Early Buzz: Everyone Loves Gravity

Gravity, Alfonso Cuarón’s first narrative feature since 2006’s Children of Men, just released this new poster, and while it will be at least two or three weeks until I get to see it, and you normies will have to wait until October, the film’s currently playing the Venice Film Festival and the reviews are starting to trickle in.

SPOILER ALERT: They like it.

I’m thoroughly sick of 3D movies and, until this morning, at least, I would have been happy to never have to look at one again. But I wasn’t prepared for the way Cuarón uses it to explore both wonder and despair, in Gravity. Forget stretched-out blue people, Peter Max–colored flora and fauna, and explosions comin’ at you: This is what 3D was made for.Village Voice

…a science-fiction thriller of rare and diamond-hard brilliance, in which two astronauts come perilously unstuck from their moorings.The Telegraph

It comes blowing in from the ether like some weightless black nightmare, hanging planet Earth at crazy angles behind the action. Like Tarkovsky’s Solaris (later remade by Clooney and director Steven Soderbergh), the film thrums with an ongoing existential dread. And yet, tellingly, Cuaron’s film contains a top-note of compassion that strays at times towards outright sentimentality.The Guardian

Space has never seemed bigger, more unknown, more outer than it does in “Gravity.” …it’s 45 years since Kubrick’s “2001: A Space Odyssey” effectively patented the description “the ultimate trip,” but that doesn’t mean Cuarón and his team can’t further serve and substantiate it.Hitfix

The film comes as close as most of us are likely to get to actually being in space (undoubtedly aided by the 3D: this is one film that’s really worth paying the extra bucks for to see in the format, whether the lens is capturing a tiny spinning speck in the distance or debris flying in your face). But it shouldn’t be dismissed as a mere rollercoaster ride—even if your instinct, as at a theme park, is to finish the experience and line up again for another go. When all’s said and done, the action is in service of character.ThePlaylist

Mexican director Alfonso Cuaron maintains he would have been an astronaut if he had not become a film-maker. So it is no  surprise that he has George Clooney and Sandra Bullock floating about in space in Gravity, the first 3D film to open the prestigious Venice Film Festival.EveningStandard (I chose this excerpt because it’s one of the more hilariously dull ledes I’ve read).
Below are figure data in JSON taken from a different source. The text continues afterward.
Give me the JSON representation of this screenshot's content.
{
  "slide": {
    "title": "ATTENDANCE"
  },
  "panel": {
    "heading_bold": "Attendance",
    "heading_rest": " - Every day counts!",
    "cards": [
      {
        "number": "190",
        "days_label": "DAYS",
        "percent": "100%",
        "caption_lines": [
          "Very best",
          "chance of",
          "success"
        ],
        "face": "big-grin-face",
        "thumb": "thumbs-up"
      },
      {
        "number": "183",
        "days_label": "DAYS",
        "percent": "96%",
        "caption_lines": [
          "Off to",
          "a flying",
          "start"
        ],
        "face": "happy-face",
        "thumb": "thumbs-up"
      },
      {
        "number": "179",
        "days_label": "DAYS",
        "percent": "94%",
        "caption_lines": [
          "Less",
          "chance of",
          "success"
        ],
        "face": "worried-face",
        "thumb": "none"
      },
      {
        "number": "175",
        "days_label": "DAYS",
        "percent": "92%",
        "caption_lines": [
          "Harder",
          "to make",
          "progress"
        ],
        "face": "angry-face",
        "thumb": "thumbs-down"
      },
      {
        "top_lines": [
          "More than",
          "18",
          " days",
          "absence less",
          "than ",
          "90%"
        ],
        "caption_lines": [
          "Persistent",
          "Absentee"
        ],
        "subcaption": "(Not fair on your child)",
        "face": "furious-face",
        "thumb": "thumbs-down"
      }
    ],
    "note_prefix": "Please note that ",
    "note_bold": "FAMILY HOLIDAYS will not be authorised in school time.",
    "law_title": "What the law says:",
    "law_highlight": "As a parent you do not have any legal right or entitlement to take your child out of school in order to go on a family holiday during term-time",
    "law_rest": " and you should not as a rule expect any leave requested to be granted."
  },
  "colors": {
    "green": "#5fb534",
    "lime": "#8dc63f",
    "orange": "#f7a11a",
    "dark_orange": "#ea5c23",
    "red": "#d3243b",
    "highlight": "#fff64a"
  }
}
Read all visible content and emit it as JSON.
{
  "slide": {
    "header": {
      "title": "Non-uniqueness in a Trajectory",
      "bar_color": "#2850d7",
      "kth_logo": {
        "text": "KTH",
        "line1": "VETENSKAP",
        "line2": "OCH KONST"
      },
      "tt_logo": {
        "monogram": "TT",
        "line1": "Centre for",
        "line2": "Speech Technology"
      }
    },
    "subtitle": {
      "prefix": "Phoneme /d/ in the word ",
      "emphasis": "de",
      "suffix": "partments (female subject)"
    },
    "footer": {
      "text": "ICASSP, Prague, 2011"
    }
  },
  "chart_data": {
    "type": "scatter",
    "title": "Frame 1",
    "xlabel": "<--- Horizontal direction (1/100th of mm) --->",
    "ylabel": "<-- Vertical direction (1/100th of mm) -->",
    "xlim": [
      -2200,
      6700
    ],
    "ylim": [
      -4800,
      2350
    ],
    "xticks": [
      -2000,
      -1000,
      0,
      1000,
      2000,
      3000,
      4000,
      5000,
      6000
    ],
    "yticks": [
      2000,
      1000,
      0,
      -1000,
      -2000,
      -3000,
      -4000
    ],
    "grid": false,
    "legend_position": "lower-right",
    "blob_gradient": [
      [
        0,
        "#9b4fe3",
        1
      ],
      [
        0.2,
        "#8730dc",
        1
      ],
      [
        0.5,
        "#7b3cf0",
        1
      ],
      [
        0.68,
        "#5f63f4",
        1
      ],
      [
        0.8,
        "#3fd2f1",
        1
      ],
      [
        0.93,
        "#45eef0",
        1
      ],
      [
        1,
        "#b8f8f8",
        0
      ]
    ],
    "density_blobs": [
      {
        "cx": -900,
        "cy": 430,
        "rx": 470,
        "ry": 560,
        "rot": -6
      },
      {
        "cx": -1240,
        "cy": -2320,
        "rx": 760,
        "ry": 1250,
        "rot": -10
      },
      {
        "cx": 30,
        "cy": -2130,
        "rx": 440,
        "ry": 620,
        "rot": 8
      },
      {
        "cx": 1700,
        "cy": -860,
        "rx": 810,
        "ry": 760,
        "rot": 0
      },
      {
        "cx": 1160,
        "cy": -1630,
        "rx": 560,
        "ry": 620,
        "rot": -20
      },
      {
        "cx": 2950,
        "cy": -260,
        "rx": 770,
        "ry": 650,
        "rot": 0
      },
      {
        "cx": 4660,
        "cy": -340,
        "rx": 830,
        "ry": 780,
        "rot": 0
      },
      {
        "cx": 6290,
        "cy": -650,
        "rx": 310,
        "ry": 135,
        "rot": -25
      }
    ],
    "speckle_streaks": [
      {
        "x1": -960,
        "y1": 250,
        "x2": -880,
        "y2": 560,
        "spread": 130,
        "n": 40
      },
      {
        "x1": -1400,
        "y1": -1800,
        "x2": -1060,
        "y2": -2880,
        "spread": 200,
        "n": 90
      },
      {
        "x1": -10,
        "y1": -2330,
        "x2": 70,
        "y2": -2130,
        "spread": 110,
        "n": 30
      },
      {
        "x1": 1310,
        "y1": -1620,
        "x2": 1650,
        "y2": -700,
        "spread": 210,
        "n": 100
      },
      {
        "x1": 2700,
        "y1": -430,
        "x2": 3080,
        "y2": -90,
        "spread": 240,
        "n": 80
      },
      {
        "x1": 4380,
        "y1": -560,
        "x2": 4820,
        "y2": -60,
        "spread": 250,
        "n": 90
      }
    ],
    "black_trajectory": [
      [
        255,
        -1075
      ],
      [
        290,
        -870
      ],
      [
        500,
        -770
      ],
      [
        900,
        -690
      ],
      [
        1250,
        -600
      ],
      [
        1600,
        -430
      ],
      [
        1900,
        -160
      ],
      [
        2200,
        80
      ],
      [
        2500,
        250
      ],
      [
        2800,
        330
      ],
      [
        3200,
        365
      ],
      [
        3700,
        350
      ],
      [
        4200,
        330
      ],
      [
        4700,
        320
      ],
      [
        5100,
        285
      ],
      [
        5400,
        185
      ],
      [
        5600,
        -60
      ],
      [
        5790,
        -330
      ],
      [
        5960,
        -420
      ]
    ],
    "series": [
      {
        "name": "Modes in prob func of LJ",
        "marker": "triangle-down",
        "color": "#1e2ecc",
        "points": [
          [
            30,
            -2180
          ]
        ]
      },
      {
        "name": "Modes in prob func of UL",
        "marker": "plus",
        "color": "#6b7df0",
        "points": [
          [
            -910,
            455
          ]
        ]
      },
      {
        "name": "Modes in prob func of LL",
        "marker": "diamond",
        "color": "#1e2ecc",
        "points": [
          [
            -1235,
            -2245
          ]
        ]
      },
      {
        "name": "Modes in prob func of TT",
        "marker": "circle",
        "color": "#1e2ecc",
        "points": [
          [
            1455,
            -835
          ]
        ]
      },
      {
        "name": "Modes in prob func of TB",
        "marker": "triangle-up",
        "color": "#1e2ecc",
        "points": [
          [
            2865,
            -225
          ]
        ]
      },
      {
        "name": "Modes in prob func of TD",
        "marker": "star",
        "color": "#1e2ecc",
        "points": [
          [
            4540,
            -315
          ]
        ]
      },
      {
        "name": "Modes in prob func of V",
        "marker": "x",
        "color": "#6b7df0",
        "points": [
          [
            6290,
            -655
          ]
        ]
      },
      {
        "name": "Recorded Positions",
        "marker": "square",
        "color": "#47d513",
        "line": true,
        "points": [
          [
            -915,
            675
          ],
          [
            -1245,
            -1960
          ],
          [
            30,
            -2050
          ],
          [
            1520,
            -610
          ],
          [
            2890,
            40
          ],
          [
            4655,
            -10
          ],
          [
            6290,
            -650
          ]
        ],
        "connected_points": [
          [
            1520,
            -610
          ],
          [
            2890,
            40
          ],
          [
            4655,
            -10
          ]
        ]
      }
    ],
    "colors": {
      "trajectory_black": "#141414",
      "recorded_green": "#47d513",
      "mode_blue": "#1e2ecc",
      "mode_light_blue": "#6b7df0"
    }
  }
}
Not unlike earlier triumphs of 3D and vfx innovation such as “Avatar” and “Life of Pi,” though conceived along less fantastical, more grimly realistic lines, “Gravity” is at once classical and cutting-edge in its showmanship, placing the most advanced digital filmmaking techniques in service of material that could hardly feel more accessible.Variety

Getting all excited for a movie like this is a double-edged sword. On the one hand, it gives me something to look forward to besides the chilling embrace of death. On the other, if it’s not the best Sandra Bullock movie since Demolition Man, it’ll add to the growing list of ways the universe has disappointed me. Don’t think I’m not keeping track of this shit. It’s all up to you, Cuarón.